Abb. 1 und 2: Andrea Seier

Abb. 3: Sybille Bauriedl


  1. Ulrike Bergermann: Schöner wissen. Selbsttechniken vom Panorama zum Science Center. In: dies: medien//wissenschaft. Texte zu Geräten, Geschlecht, Geld. Bremen: thealit 2006, S. 323-356.

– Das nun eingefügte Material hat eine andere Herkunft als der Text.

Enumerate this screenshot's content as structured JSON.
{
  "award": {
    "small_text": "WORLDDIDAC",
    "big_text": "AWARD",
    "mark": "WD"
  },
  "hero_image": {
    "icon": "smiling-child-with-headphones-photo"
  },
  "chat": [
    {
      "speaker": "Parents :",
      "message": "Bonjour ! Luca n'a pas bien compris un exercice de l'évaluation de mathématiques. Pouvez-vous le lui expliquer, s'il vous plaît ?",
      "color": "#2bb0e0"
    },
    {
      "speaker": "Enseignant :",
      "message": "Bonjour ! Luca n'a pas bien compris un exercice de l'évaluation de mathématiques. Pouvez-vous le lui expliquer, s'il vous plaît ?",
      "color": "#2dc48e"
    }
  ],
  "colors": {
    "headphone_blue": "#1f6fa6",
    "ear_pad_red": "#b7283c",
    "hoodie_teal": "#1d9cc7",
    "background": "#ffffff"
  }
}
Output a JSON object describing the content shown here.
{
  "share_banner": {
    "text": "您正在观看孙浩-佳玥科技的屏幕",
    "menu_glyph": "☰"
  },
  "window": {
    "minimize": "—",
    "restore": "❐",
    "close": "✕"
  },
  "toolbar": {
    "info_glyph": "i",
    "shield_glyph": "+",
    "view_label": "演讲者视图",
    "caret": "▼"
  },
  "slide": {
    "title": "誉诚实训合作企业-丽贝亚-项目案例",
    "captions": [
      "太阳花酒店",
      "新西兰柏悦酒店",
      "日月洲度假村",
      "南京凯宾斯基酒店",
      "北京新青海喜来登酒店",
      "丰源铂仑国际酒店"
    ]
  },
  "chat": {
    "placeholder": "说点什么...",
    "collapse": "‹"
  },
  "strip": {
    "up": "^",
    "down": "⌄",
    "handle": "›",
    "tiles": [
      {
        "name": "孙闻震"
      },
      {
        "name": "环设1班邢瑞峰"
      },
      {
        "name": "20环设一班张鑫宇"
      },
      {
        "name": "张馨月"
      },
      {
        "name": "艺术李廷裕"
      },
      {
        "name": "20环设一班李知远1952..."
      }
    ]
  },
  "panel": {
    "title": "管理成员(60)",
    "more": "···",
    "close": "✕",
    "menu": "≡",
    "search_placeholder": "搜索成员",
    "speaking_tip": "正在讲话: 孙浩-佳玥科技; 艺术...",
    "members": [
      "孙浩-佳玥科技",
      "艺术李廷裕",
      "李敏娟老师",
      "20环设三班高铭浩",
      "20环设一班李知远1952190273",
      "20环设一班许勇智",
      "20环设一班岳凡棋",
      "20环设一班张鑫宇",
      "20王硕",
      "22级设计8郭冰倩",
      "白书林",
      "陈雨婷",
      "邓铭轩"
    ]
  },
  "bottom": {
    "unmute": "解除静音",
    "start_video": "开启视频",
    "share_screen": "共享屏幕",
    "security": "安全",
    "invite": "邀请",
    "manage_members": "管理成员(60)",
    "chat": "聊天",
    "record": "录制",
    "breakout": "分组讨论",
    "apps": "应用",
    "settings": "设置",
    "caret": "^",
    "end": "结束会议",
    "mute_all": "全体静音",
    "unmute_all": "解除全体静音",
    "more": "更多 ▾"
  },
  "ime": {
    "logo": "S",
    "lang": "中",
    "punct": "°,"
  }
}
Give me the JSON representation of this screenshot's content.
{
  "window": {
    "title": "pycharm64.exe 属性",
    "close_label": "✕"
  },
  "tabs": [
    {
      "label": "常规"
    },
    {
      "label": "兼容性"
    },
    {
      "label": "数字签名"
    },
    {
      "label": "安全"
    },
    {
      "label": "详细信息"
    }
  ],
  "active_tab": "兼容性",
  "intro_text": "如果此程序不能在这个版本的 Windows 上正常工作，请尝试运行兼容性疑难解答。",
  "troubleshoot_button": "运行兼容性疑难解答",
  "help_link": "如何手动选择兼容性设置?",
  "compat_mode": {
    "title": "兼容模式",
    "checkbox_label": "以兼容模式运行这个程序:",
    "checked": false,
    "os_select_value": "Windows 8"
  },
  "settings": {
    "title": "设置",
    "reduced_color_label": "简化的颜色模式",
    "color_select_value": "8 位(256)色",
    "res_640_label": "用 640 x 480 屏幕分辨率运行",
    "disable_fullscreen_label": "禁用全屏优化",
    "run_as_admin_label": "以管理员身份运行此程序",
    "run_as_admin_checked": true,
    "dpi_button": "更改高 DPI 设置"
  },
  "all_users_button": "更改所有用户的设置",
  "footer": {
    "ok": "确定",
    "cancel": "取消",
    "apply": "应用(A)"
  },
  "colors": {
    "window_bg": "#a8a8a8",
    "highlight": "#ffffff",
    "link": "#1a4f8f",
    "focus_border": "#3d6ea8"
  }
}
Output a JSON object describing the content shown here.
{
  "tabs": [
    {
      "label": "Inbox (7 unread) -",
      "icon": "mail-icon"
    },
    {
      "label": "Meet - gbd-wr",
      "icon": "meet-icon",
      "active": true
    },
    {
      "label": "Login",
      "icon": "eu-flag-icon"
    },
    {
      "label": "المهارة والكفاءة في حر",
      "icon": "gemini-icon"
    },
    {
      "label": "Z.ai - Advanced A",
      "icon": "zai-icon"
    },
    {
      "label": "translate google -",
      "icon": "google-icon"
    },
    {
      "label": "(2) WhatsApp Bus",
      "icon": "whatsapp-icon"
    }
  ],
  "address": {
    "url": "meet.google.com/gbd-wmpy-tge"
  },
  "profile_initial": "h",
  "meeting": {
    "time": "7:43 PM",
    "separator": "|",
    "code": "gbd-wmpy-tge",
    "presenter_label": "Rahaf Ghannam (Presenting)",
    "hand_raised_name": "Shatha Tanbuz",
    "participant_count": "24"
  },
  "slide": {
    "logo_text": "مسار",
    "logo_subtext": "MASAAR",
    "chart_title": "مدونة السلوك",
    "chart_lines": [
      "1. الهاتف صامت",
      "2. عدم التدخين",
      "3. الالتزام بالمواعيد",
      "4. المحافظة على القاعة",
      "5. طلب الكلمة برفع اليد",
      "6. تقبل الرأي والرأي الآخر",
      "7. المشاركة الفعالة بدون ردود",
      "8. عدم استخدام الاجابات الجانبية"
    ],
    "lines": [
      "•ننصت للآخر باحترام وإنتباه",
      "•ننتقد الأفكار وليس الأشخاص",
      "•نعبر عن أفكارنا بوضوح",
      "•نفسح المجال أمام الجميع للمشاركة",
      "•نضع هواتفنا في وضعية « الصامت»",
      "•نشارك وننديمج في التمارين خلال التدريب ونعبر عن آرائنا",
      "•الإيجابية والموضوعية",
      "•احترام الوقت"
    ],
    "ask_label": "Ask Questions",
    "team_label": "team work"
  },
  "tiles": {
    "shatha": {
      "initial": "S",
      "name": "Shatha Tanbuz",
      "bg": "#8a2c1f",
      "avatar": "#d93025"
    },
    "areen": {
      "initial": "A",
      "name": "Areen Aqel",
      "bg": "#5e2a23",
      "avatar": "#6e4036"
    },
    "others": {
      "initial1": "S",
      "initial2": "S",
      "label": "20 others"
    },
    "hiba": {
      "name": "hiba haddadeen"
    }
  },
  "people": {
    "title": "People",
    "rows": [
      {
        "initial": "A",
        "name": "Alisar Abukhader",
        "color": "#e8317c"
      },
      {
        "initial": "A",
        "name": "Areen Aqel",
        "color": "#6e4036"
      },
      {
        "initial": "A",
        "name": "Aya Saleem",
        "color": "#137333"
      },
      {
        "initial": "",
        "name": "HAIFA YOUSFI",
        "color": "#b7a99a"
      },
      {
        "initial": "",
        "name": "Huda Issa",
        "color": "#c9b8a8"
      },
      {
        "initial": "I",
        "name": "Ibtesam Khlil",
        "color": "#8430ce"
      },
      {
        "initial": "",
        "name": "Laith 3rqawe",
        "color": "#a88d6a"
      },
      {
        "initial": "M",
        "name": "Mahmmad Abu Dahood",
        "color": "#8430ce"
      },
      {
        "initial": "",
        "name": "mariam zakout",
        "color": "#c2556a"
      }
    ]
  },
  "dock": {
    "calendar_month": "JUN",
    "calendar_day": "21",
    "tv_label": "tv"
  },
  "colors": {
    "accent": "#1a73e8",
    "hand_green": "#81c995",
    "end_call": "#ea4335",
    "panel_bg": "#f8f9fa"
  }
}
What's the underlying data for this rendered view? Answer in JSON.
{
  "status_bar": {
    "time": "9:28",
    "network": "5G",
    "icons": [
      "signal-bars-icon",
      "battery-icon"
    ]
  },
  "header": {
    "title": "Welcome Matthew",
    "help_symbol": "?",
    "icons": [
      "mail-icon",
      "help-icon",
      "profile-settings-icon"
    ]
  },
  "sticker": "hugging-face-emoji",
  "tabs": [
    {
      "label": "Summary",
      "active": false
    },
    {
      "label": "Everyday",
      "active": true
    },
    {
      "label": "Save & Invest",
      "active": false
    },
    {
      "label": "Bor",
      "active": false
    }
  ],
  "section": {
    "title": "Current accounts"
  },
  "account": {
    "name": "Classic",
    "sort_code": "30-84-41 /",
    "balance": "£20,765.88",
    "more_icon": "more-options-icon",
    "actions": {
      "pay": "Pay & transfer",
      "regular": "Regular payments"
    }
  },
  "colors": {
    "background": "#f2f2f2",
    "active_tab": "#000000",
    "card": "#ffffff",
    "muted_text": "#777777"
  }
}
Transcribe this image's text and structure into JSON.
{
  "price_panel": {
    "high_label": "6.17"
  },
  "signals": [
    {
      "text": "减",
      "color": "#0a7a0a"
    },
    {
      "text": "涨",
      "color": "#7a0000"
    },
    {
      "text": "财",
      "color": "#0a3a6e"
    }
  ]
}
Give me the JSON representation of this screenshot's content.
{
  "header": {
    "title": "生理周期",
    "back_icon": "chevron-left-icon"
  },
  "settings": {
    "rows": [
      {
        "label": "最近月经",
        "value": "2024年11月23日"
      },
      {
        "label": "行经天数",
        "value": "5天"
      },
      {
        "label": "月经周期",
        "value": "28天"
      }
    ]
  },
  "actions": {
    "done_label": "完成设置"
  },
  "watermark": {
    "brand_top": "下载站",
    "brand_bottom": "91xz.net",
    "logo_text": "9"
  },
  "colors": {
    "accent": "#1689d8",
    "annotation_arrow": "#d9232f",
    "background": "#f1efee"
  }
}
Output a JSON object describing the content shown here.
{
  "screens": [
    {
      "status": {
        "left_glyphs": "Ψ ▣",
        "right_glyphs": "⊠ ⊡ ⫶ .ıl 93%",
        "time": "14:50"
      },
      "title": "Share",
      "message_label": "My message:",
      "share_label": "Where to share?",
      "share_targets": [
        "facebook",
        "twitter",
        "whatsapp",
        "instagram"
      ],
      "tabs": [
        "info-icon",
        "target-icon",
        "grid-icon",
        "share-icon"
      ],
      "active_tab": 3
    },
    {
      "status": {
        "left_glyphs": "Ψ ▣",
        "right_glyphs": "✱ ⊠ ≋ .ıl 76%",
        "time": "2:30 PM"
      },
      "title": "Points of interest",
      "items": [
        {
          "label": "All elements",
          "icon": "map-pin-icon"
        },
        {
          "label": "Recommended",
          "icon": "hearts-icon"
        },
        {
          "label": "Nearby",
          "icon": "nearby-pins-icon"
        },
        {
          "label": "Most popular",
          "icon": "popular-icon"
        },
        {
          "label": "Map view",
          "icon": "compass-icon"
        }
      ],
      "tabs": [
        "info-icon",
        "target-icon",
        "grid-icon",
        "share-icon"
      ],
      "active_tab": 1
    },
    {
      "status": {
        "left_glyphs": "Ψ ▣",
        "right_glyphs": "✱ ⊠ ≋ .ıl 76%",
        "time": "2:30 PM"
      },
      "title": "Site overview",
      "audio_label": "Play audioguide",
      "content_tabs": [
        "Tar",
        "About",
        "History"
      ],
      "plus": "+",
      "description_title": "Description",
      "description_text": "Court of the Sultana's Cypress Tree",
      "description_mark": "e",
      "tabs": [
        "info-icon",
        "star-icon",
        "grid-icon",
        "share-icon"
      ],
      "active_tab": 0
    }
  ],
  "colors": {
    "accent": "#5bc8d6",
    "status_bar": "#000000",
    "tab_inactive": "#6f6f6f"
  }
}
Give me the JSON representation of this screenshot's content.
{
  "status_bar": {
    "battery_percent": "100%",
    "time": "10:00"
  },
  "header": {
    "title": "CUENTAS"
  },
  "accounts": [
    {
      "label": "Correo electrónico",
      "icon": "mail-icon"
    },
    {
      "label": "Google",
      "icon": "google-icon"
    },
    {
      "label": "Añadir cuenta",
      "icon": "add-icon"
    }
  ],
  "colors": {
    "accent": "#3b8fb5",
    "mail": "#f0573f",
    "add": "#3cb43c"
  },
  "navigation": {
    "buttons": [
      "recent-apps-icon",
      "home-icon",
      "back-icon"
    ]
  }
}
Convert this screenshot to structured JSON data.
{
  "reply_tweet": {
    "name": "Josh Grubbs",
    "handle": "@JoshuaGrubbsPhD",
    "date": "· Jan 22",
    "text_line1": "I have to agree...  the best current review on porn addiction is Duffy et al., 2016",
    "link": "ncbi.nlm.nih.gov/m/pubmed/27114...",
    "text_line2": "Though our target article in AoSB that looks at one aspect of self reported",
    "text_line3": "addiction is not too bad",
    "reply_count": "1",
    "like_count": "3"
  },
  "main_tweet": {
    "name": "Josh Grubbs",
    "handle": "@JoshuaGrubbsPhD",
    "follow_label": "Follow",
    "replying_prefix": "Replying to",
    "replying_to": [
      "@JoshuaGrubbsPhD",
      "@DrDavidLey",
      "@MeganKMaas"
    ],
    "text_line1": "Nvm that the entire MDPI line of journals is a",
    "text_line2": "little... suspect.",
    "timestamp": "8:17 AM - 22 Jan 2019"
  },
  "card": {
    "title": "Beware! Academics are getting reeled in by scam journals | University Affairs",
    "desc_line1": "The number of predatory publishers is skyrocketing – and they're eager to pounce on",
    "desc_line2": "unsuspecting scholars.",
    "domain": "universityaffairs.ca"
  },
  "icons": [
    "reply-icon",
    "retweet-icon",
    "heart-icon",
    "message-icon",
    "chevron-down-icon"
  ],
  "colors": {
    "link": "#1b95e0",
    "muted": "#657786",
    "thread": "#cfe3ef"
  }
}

  2. Ulrike Bergermann, ebd., S. 325/326: „Panoramen und Science Center reklamieren eine besondere Unmittelbarkeit in der Rezeption ihrer Inhalte, eine sinnliche und daher überzeugende Vermittlung. Beide zielen auf Einsicht/Erkenntnis durch Anschauung, Erleben, Selbstmachen, aktives Involvieren in Verbindung mit Spaß bzw. sinnlichem Genuss; wobei letzteres die erstgenannte Einsicht besonders wirksam befördern soll. Ihre Verbindung von Unterhaltung mit Informationsvermittlung zielt auf ein breites Publikum, auf viele Schichten und Altersgruppen (da alle Menschen den gleichen Sinnesapparat mitbringen, sei ohne Vorbildung Erkenntnis möglich, den Rest besorgen Erklärer/Erklärungstafeln und Bücher oder Hefte); beide nehmen eine ‚Demokratisierung‘ von Wissen in Anspruch, wobei Frauen und Mädchen im Publikum aus unterschiedlichen Gründen besonders hervorgehoben werden (früher zum Beweis der sinnlichen Überzeugungskraft der Darstellung, heute zur Hinführung aller Ahnungslosen an die fremden Naturwissenschaften). Beide behaupten das Ausstellen von Tatsachen, nicht von Poesie oder Kunst, sondern von Fakten aus der (National)Geschichte bzw. der Natur, die im zweiten Schritt wieder mit ästhetischen Bereichen rückverbunden werden (…).“
  3. Vgl. hierzu den Beitrag von Julia Bee auf dieser Website, in dem zwei exemplarische Abbildungen zu sehen sind.
  4. Vgl. Ulrike Bergermann, Karaoke, Abstand und Berührung. In: Ulrike Bergermann: Schöner wissen. Selbsttechniken vom Panorama zum Science Center. In: dies: medien//wissenschaft. Texte zu Geräten, Geschlecht, Geld. Bremen: thealit 2006, S. 15-32.
  5. Ulrike Bergermann/Nanna Heidenreich (Hg.): total. – Universalismus und Partikularismus in post_kolonialer Medientheorie. Bielefeld: transcript 2015.
  6. Ulrike Bergermann: Occupy Wissen. Institutionalisierungsfragen zum „Forschen aller“. In: Sybille Peters (Hg.): Das Forschen aller. Artistic Research zwischen Gesellschaft, Kunst und Wissenschaft. Bielefeld: transcript 2013, S. 239-256.
  7. Ebd., S. 246.
  8. Bernadette La Hengst/Knarf Rellöm/Guz (Die Zukunft): Ich kann den Hit hören. Trikont 2010.